Ronin Arts is a role-playing game company founded as a join venture by Philip J. Reed and Christopher Shy in 2003, to some degree a successor to Shy's Studio Ronin and Reed's selling of role playing games PDFs from his blog.

Ronin Arts publishes or published at some point, among other products The Whispering Vault, Star Ace, M&M Superlink support, and D20 Future support.

History
In 2003, author Philip J. Reed and artist Christopher Shy joined forces to create Ronin Arts as a new company to highlight their talents. The first version of the web site sold both Reed's 101 books along with illustrated art books like Shy's edition of H. P. Lovecraft's Herbert West: Reanimator (2003). That same year, Ronin Arts expanded beyond their d20 collections by purchasing Pariah Press' The Whispering Vault and Pacesetter's Star Ace. They started producing new Whispering Vault material almost immediately, beginning with Ronin Publishing's previously unpublished Mortal Magic (2003), but after several more PDFs in 2003, that line ceased. Reed had intended to convert Star Ace to d20 Modern but never completed the task. Ronin Arts was doing so well that in 2004 Reed left his day job at Steve Jackson Games to work on the company full-time. Around the same time, new freelancers such as Bruce Baugh, Michael Hammes, James Maliszewski and Patrick Younts began writing for Ronin Arts. 

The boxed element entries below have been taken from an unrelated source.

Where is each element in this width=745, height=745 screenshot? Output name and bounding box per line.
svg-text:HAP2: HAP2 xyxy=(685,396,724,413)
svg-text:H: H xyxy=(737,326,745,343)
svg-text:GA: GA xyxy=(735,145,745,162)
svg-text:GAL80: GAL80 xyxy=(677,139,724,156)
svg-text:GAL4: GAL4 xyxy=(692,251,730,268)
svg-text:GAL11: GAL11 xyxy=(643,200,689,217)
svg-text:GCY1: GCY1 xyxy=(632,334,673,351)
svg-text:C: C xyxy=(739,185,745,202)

Ronin Arts has produced material for other licensed systems, publishing the "Runic Fantasy" series for Mongoose Publishing's RuneQuest (2006-2007), the "First Edition Fantasy" series for AD&D retroclone OSRIC (2006-2007), and supplements for Mutants & Masterminds (2003-2008). Hammes and Reed wrote 4C System (2007), the retroclone to TSR's Marvel Super Heroes system, which then attracted supplements by Hazard Studio, Highmoon Games, Seraphim Guard and others. Ronin Arts also published one of the few early Freeport licenses, Treasures of Freeport (2004) and thereafter produced a handful of True20 supplements (2005-2006) and a long series of Mutants & Masterminds Archetype books (2006-2007) which were sold directly by Green Ronin. In 2006 Reed was able to successfully sell an extended series of PDFs called ePublishing 101, which recounted how to make PDF production work. By 2007, the PDF market had cooled considerably and Reed decided to go back to work at Steve Jackson Games, and in 2008 he became Chief Operating Officer of the company.

Ronin Arts began as an experiment, when Reed wrote the company's first PDF 101 Spellbooks.  Surprised by how quickly the gaming community embraced the product, he quickly set out to produce more. The company soon made its products available at RPGNOW.com, one of the first sites to exclusively handle the sale and promotion of roleplaying games in electronic format. From 2003 to 2007 at least, Ronin Arts was considered one of the most successful publishers in the emerging PDF industry.

In February 2007, however, they ended their relationship with RPGNOW due to creative differences.

As of March 2015, Ronin Arts' website is no longer active, having apparently been let go as of late 2012 or early 2013. Many of its products are still available by way of Lulu, Warehouse 23 and Paizo Publishing.

Not to be confused with Green Ronin Publishing, another popular producer of RPG supplements.